Антуан Лурмо: - Что значит приданое по сравнению с душевными достоинствами невесты и единением сердец! - воскликнул Лурмо, внезапно испугавшись, что проницательная дама намекает на корыстные намерения, которых у него и в помине не было (в этом он готов был поклясться на Библии). Ежели б на месте Иветты находилась другая, - да хотя бы мадемуазель де Гранж, - тогда он не стал бы, да и не смог отрицать могущества и привлекательности денег и их благотворного влияния на брачный контракт. Но Иветта с её розовеющими ушками, с её серьёзными серыми глазами, с её скромностью, которая так необычно сочеталась с твёрдостию характера и рассудительностью, обычно мало свойственным девицам на выданье! А её нежный голосок, а прелестная фигурка, а мелкие жемчужные зубки, которыми она так аппетитно надкусывала спелый бочок груши... Антуан хотел добавить, что любой человек, у которого в голове есть хоть толика здравого смысла и чувствительная натура, возьмёт в жёны мадемуазель Арсено, даже и не вспомнив о приданом. Но вместо того он, как только что сделала его избранница, схватил с блюда грушу и впился в её сочную плоть своими крепкими белыми зубами.
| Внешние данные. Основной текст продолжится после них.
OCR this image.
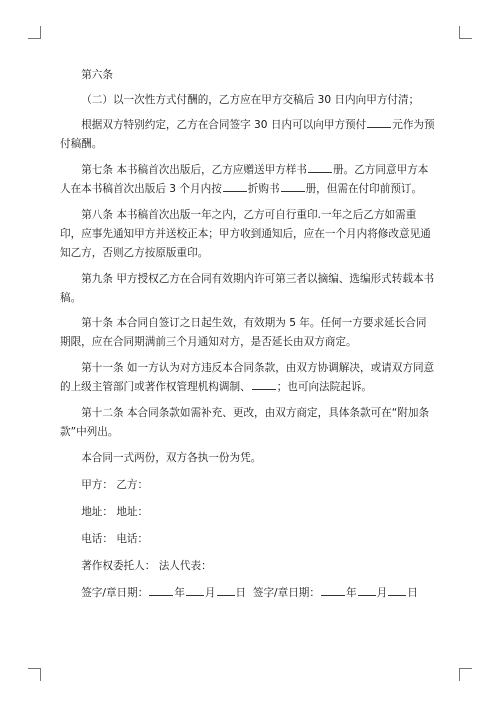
第六条

（二）以一次性方式付酬的，乙方应在甲方交稿后 30 日内向甲方付清；

根据双方特别约定，乙方在合同签字 30 日内可以向甲方预付 元作为预付稿酬。

第七条 本书稿首次出版后，乙方应赠送甲方样书 册。乙方同意甲方本人在本书稿首次出版后 3 个月内按 折购书 册，但需在付印前预订。

第八条 本书稿首次出版一年之内，乙方可自行重印.一年之后乙方如需重印，应事先通知甲方并送校正本；甲方收到通知后，应在一个月内将修改意见通知乙方，否则乙方按原版重印。

第九条 甲方授权乙方在合同有效期内许可第三者以摘编、选编形式转载本书稿。

第十条 本合同自签订之日起生效，有效期为 5 年。任何一方要求延长合同期限，应在合同期满前三个月通知对方，是否延长由双方商定。

第十一条 如一方认为对方违反本合同条款，由双方协调解决，或请双方同意的上级主管部门或著作权管理机构调制、 ；也可向法院起诉。

第十二条 本合同条款如需补充、更改，由双方商定，具体条款可在“附加条款”中列出。

本合同一式两份，双方各执一份为凭。

甲方： 乙方：

地址： 地址：

电话： 电话：

著作权委托人： 法人代表：

签字/章日期： 年 月 日 签字/章日期： 年 月 日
Иветта Арсено: "Единение сердец" добило Иветту . Девушка почувствовала, что еще минута подобного разговора - и она самым позорным образом сбежит из комнаты. Или расплачется. Уже не было сил чинно сидеть за столом и делать вид, что беседа идет о сущих пустяках. К счастью, память совершенно неожиданным образом подкинула ей недавний случай в лавке торговца тканями. - Бабушка, прости, что я прерываю твой разговор с господином Лурмо... Но я вспомнила, возможно, важную и срочную вещь. И хотела посоветоваться с вами обоими. Ты умная женщина, это известно всему Этре... и господин Лурмо многому обучался и много повидал в жизни... С каждым словом успокаиваясь, Иветта рассказала о мальчике, который спрятался в лавке от преследовавших его незнакомцев, разговор которых он нечаянно подслушал. - Мальчик сказал: эти люди собираются убить нашего пастора. Тереза Леруж нахмурилась.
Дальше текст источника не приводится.